Tom Holland, Dominion: How the Christian Revolution Remade the World (New York: Basic Books, 2019), p. 151, with note on p. 553:
In an age when there existed no surer marker of wealth than to be freshly bathed and scented, Paulinus hailed the stench of the unwashed as 'the smell of Christ'.23

23. Ibid. [Paulinus, Letters] 22.2.
But Paulinus, in the passage cited, seems to be talking about bad breath, rather than about the body odor of the unwashed. See the translation of P.G. Walsh:
The appearance, disposition, and smell of such monks cause nausea in people for whom the odour of death is as the odour of life, who regard the bitter as sweet, the chaste as foul, the holy as hateful. So it is right that we should pay them back, that their smell should be to us the odour of death, so that we do not cease to be the odour of Christ. For why should they who regard our odour as lethal be rightly angry with us if in turn their odour of life stinks in our nostrils? Marracinus finds my fasting distasteful; I cannot bear his drunkenness. He avoids the breath of a monk when he speaks; I avoid the breath of a belching Thraso. If my dry throat displeases him, I loathe his overloaded gullet. If my parched abstention annoys him, the gluttony of his belly annoys me.
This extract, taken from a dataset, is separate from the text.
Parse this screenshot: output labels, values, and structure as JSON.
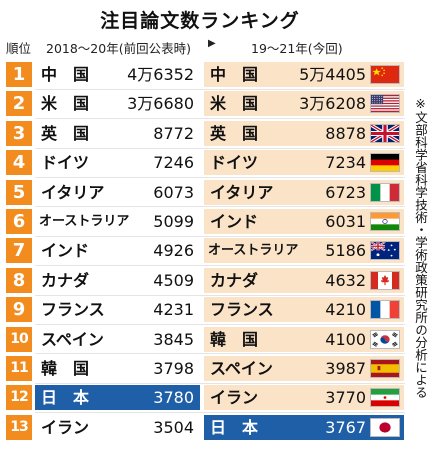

So I pray for visitors who are not drunk in the early morning but rather are still fasting at evening, who are not blown up with yesterday’s wine but rather are abstemious with today's, who are not crazily tottering through the drunkenness of lust but rather are healthily impaired with virtuous vigils and are drunk with sobriety, men who stagger not because of overindulgence but rather because of a meagre diet.